III/ Sur l'article 52
A/ L'article 52 de la loi de financement déférée modifie l'article L 314-6 du code de l'action sociale et des familles relatif à l'agrément des conventions collectives, conventions et accords applicables aux salariés des établissements de santé, établissements sociaux et médico-sociaux dont les dépenses de fonctionnement sont supportées par des personnes de droit public ou par les organismes de sécurité sociale. Il dispose que les ministres chargés de la sécurité sociale et de l'action sociale fixent, dans des conditions déterminées par décret en Conseil d'Etat, des paramètres d'évolution de la masse salariale qui sont opposables aux parties négociant les conventions.

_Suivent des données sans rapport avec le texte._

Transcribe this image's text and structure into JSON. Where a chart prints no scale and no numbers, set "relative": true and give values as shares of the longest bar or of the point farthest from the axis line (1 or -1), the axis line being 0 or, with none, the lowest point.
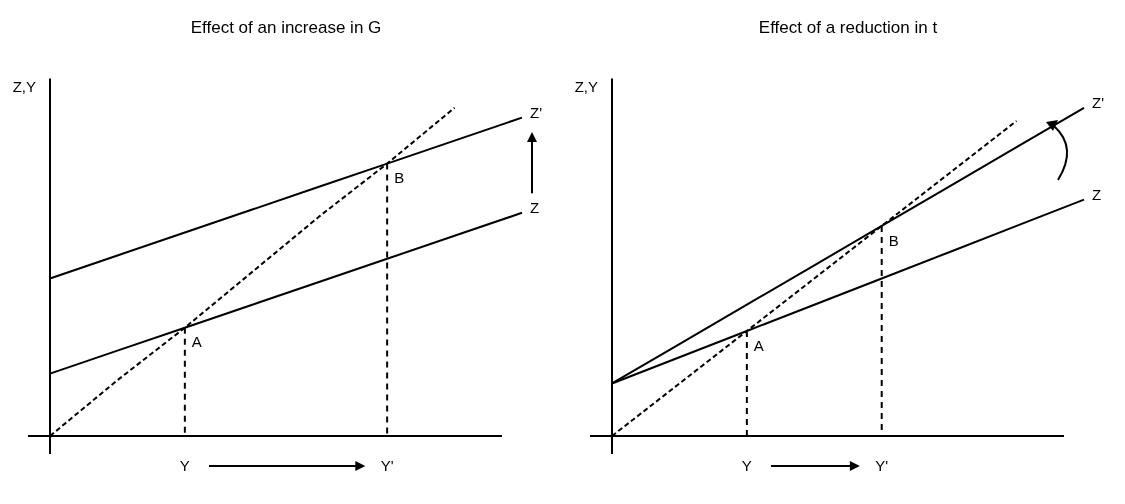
{
  "chart_data": [
    {
      "type": "line",
      "title": "Effect of an increase in G",
      "ylabel": "Z,Y",
      "relative": true,
      "tick_labels": "x",
      "categories": [
        null,
        null,
        "Y",
        null,
        null,
        "Y'",
        null,
        null
      ],
      "series": [
        {
          "name": "Z'",
          "color": "#000000",
          "values": [
            0.48,
            0.55,
            0.62,
            0.69,
            0.76,
            0.83,
            0.9,
            0.97
          ]
        },
        {
          "name": "Z",
          "color": "#000000",
          "values": [
            0.19,
            0.26,
            0.33,
            0.4,
            0.47,
            0.54,
            0.61,
            0.68
          ]
        },
        {
          "color": "#000000",
          "line_style": "dashed",
          "values": [
            0,
            0.17,
            0.33,
            0.5,
            0.67,
            0.83,
            1.0,
            null
          ]
        }
      ],
      "annotations": [
        {
          "text": "A",
          "x": "Y",
          "y": 0.33
        },
        {
          "text": "B",
          "x": "Y'",
          "y": 0.83
        }
      ]
    },
    {
      "type": "line",
      "title": "Effect of a reduction in t",
      "ylabel": "Z,Y",
      "relative": true,
      "tick_labels": "x",
      "categories": [
        null,
        null,
        "Y",
        null,
        "Y'",
        null,
        null,
        null
      ],
      "series": [
        {
          "name": "Z'",
          "color": "#000000",
          "values": [
            0.16,
            0.28,
            0.4,
            0.52,
            0.64,
            0.76,
            0.88,
            1.0
          ]
        },
        {
          "name": "Z",
          "color": "#000000",
          "values": [
            0.16,
            0.24,
            0.32,
            0.4,
            0.48,
            0.56,
            0.64,
            0.72
          ]
        },
        {
          "color": "#000000",
          "line_style": "dashed",
          "values": [
            0,
            0.16,
            0.32,
            0.48,
            0.64,
            0.8,
            0.96,
            null
          ]
        }
      ],
      "annotations": [
        {
          "text": "A",
          "x": "Y",
          "y": 0.32
        },
        {
          "text": "B",
          "x": "Y'",
          "y": 0.64
        }
      ]
    }
  ]
}
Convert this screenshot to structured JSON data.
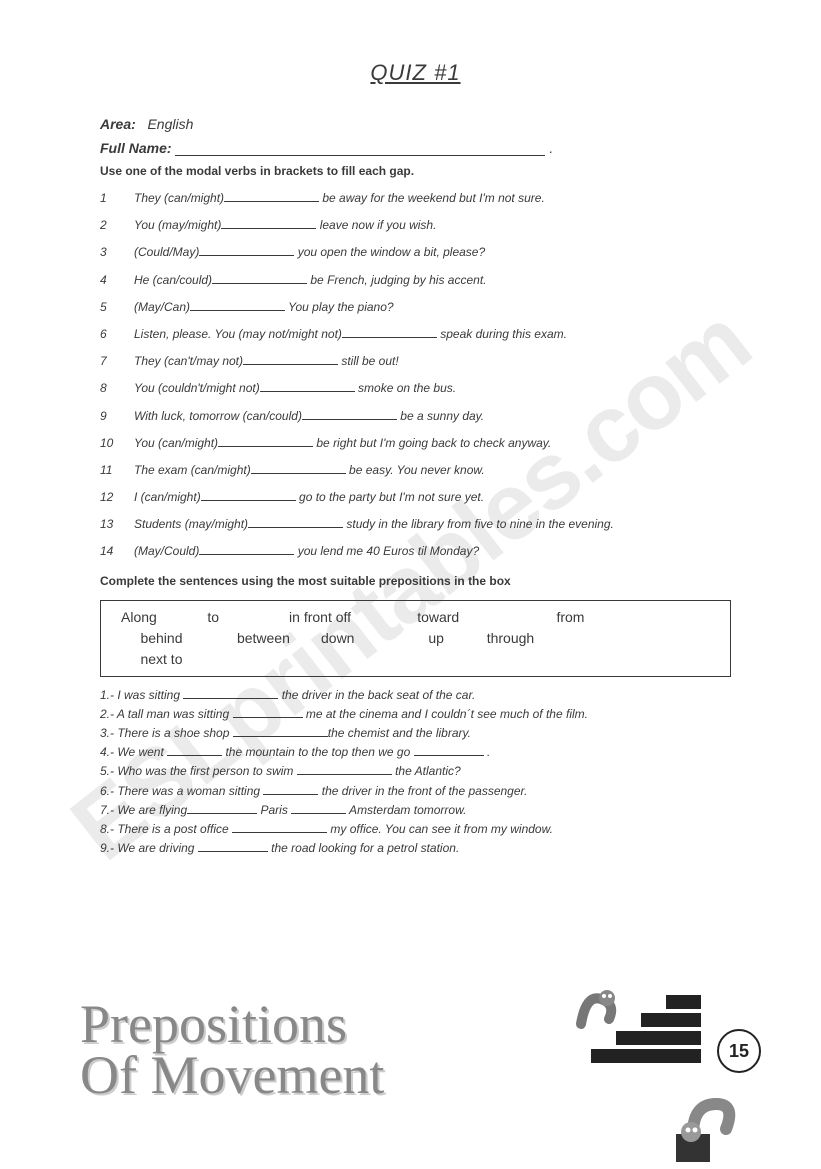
{
  "title": "QUIZ #1",
  "area_label": "Area:",
  "area_value": "English",
  "fullname_label": "Full Name:",
  "instruction1": "Use one of the modal verbs in brackets to fill each gap.",
  "questions": [
    {
      "n": "1",
      "pre": "They (can/might)",
      "post": " be away for the weekend but I'm not sure."
    },
    {
      "n": "2",
      "pre": "You (may/might)",
      "post": " leave now if you wish."
    },
    {
      "n": "3",
      "pre": "(Could/May)",
      "post": " you open the window a bit, please?"
    },
    {
      "n": "4",
      "pre": "He (can/could)",
      "post": " be French, judging by his accent."
    },
    {
      "n": "5",
      "pre": "(May/Can)",
      "post": " You play the piano?"
    },
    {
      "n": "6",
      "pre": "Listen, please. You (may not/might not)",
      "post": " speak during this exam."
    },
    {
      "n": "7",
      "pre": "They (can't/may not)",
      "post": " still be out!"
    },
    {
      "n": "8",
      "pre": "You (couldn't/might not)",
      "post": " smoke on the bus."
    },
    {
      "n": "9",
      "pre": "With luck, tomorrow (can/could)",
      "post": " be a sunny day."
    },
    {
      "n": "10",
      "pre": "You (can/might)",
      "post": " be right but I'm going back to check anyway."
    },
    {
      "n": "11",
      "pre": "The exam (can/might)",
      "post": " be easy. You never know."
    },
    {
      "n": "12",
      "pre": "I (can/might)",
      "post": " go to the party but I'm not sure yet."
    },
    {
      "n": "13",
      "pre": "Students (may/might)",
      "post": " study in the library from five to nine in the evening."
    },
    {
      "n": "14",
      "pre": "(May/Could)",
      "post": " you lend me 40 Euros til Monday?"
    }
  ],
  "instruction2": "Complete the sentences using the most suitable prepositions in the box",
  "prepositions_row1": "Along             to                  in front off                 toward                         from",
  "prepositions_row2": "     behind              between        down                   up           through",
  "prepositions_row3": "     next to",
  "sentences": [
    {
      "n": "1.-",
      "pre": "I was sitting ",
      "post": " the driver in the back seat of the car.",
      "bw": "w1"
    },
    {
      "n": "2.-",
      "pre": "A tall man was sitting ",
      "post": " me at the cinema and I couldn´t see much of the film.",
      "bw": "w2"
    },
    {
      "n": "3.-",
      "pre": "There is a shoe shop ",
      "post": "the chemist and the library.",
      "bw": "w1"
    },
    {
      "n": "4.-",
      "pre": "We went ",
      "mid": " the mountain to the top then we go ",
      "post": " .",
      "bw": "w3",
      "bw2": "w2"
    },
    {
      "n": "5.-",
      "pre": "Who was the first person to swim ",
      "post": " the Atlantic?",
      "bw": "w1"
    },
    {
      "n": "6.-",
      "pre": "There was a woman sitting ",
      "post": " the driver  in the front of the passenger.",
      "bw": "w3"
    },
    {
      "n": "7.-",
      "pre": "We are flying",
      "mid": " Paris ",
      "post": " Amsterdam tomorrow.",
      "bw": "w2",
      "bw2": "w3"
    },
    {
      "n": "8.-",
      "pre": "There is a post office ",
      "post": " my office. You can see it from my window.",
      "bw": "w1"
    },
    {
      "n": "9.-",
      "pre": "We are driving ",
      "post": " the road looking for a petrol station.",
      "bw": "w2"
    }
  ],
  "footer_line1": "Prepositions",
  "footer_line2": "Of Movement",
  "badge": "15",
  "watermark": "ESLprintables.com"
}
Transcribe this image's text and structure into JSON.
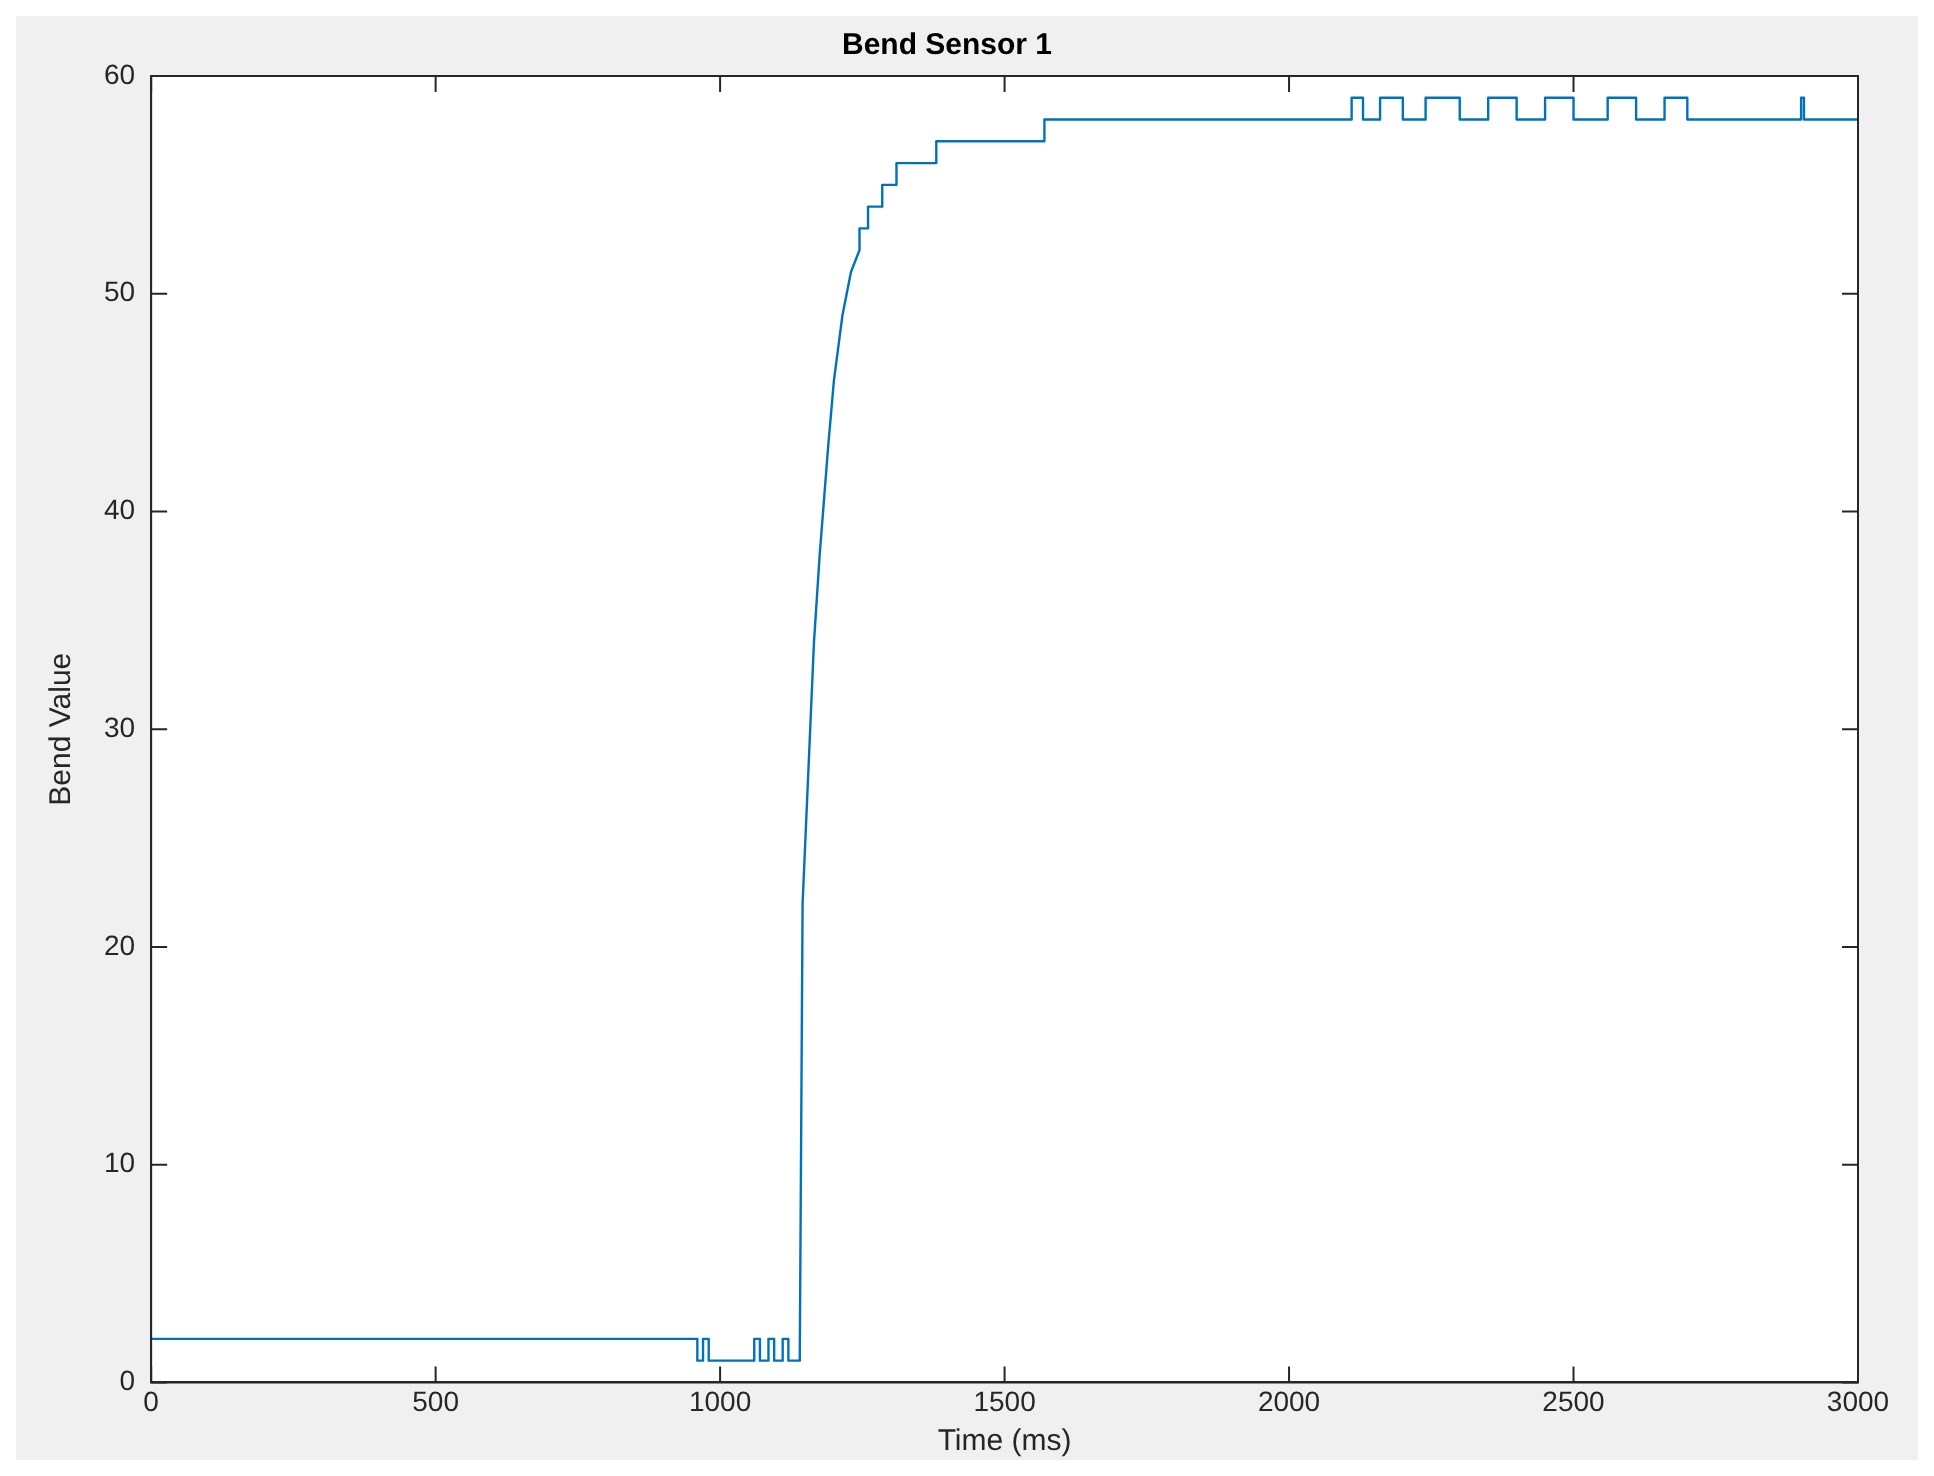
{
  "chart_data": {
    "type": "line",
    "title": "Bend Sensor 1",
    "xlabel": "Time (ms)",
    "ylabel": "Bend Value",
    "xlim": [
      0,
      3000
    ],
    "xticks": [
      0,
      500,
      1000,
      1500,
      2000,
      2500,
      3000
    ],
    "ylim": [
      0,
      60
    ],
    "yticks": [
      0,
      10,
      20,
      30,
      40,
      50,
      60
    ],
    "grid": false,
    "legend": false,
    "marker": "none",
    "line_style": "solid",
    "series": [
      {
        "color": "#0072bd",
        "x": [
          0,
          960,
          960,
          970,
          970,
          980,
          980,
          1060,
          1060,
          1070,
          1070,
          1085,
          1085,
          1095,
          1095,
          1110,
          1110,
          1120,
          1120,
          1140,
          1145,
          1155,
          1165,
          1175,
          1190,
          1200,
          1215,
          1230,
          1245,
          1245,
          1260,
          1260,
          1285,
          1285,
          1310,
          1310,
          1380,
          1380,
          1570,
          1570,
          2110,
          2110,
          2130,
          2130,
          2160,
          2160,
          2200,
          2200,
          2240,
          2240,
          2300,
          2300,
          2350,
          2350,
          2400,
          2400,
          2450,
          2450,
          2500,
          2500,
          2560,
          2560,
          2610,
          2610,
          2660,
          2660,
          2700,
          2700,
          2900,
          2900,
          2905,
          2905,
          3000
        ],
        "values": [
          2,
          2,
          1,
          1,
          2,
          2,
          1,
          1,
          2,
          2,
          1,
          1,
          2,
          2,
          1,
          1,
          2,
          2,
          1,
          1,
          22,
          28,
          34,
          38,
          43,
          46,
          49,
          51,
          52,
          53,
          53,
          54,
          54,
          55,
          55,
          56,
          56,
          57,
          57,
          58,
          58,
          59,
          59,
          58,
          58,
          59,
          59,
          58,
          58,
          59,
          59,
          58,
          58,
          59,
          59,
          58,
          58,
          59,
          59,
          58,
          58,
          59,
          59,
          58,
          58,
          59,
          59,
          58,
          58,
          59,
          59,
          58,
          58
        ]
      }
    ]
  }
}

Les députés saisissants soutiennent que cette disposition serait étrangère au champ des lois de financement de la sécurité sociale et porterait atteinte au principe de la liberté contractuelle.
B/ Ces critiques appellent les remarques suivantes.
D'une part, la disposition contestée prévoit que les ministres chargés de la sécurité sociale et de l'action sociale fixent les paramètres d'évolution de la masse salariale opposables aux parties négociant les conventions et accords collectifs applicables aux établissements de santé ainsi qu'aux établissements sociaux et médico-sociaux dont les dépenses sont supportées par des personnes de droit public ou par des organismes de sécurité sociale. De par son objet même, elle a nécessairement une incidence sur les dépenses prises en charge par la sécurité sociale et peut être regardée, dans ces conditions, comme affectant l'équilibre financier des régimes obligatoires de base au sens du III de l'article LO 111-3 du code de la sécurité sociale.
D'autre part, on ne saurait considérer que le mécanisme institué par le législateur serait de nature à porter atteinte à la liberté contractuelle. Il est vrai que l'objet de la disposition critiquée est de rendre opposables aux parties négociant une convention ou un accord collectif des paramètres d'évolution de la masse salariale déterminés par les ministres chargés de la sécurité sociale et de l'action sociale. Mais il faut relever que l'article L 314-6 du code de l'action sociale et des familles soumet ces conventions et accords particuliers à un agrément ministériel qui conditionne leur prise d'effet. Dans ce cadre spécifique où l'autorité ministérielle est déjà investie, dans un but d'intérêt général, d'un pouvoir l'habilitant à paralyser les effets de ces conventions ou accords, l'indication par avance de paramètres d'évolution de la masse salariale susceptibles d'être opposés aux parties à ces conventions et accords dans le cours de négociation ne porte pas d'atteinte supplémentaire à la liberté contractuelle. Cette indication ne fait qu'expliciter, en amont, les limites susceptibles d'être opposées a posteriori par les ministres au stade de l'agrément.

Pour ces raisons, le Gouvernement considère que les critiques adressées par les auteurs du recours ne sont pas de nature à justifier la censure de la loi déférée. C'est pourquoi il estime que le Conseil constitutionnel devra rejeter les recours dont il est saisi.